Latin American labour market
The world of work in Latin American and Caribbean countries, where official unemployment is around six percent but many people still have informal or low-paid jobs without strong legal or social protection.

Mental health in emergencies
The state of thoughts, feelings and behaviour during and after crises such as floods, storms or conflicts, when many people feel strong stress and some develop longer-lasting conditions like depression, anxiety or post-traumatic stress disorder.

Natural disaster
A sudden and damaging event caused by natural forces, such as a flood, storm, earthquake or wildfire, that can destroy homes and roads, interrupt work and services and affect both physical and mental health.

Poza Rica
A city in the Mexican state of Veracruz that suffered severe flooding earlier in 2025 and is still dealing, in December 2025, with damaged streets, lingering dust and the social and emotional effects of the disaster.

This is what happened
A simple English sentence that introduces a clear explanation of events, often used after a crisis to replace rumours and silence with direct, honest information.

WhatsApp voice message
An audio message that a person records and sends through the WhatsApp app by holding a microphone icon, which lets people share tone and emotion without writing text.

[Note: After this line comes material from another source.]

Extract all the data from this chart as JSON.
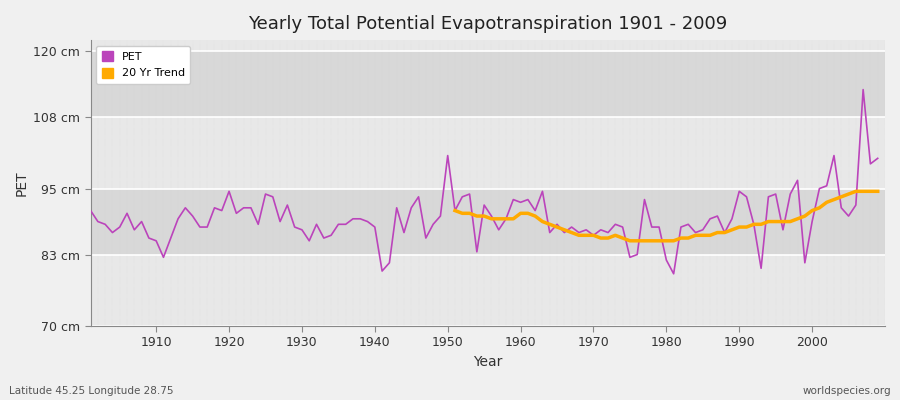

WhatsApp voice message transcripts
A WhatsApp feature that turns the spoken words of a voice message into written text on the screen so that users can read the content when listening is difficult or inconvenient.

You matter
A short English phrase used to tell someone that their life and feelings are important, which can bring comfort and support after a disaster or during any other difficult time.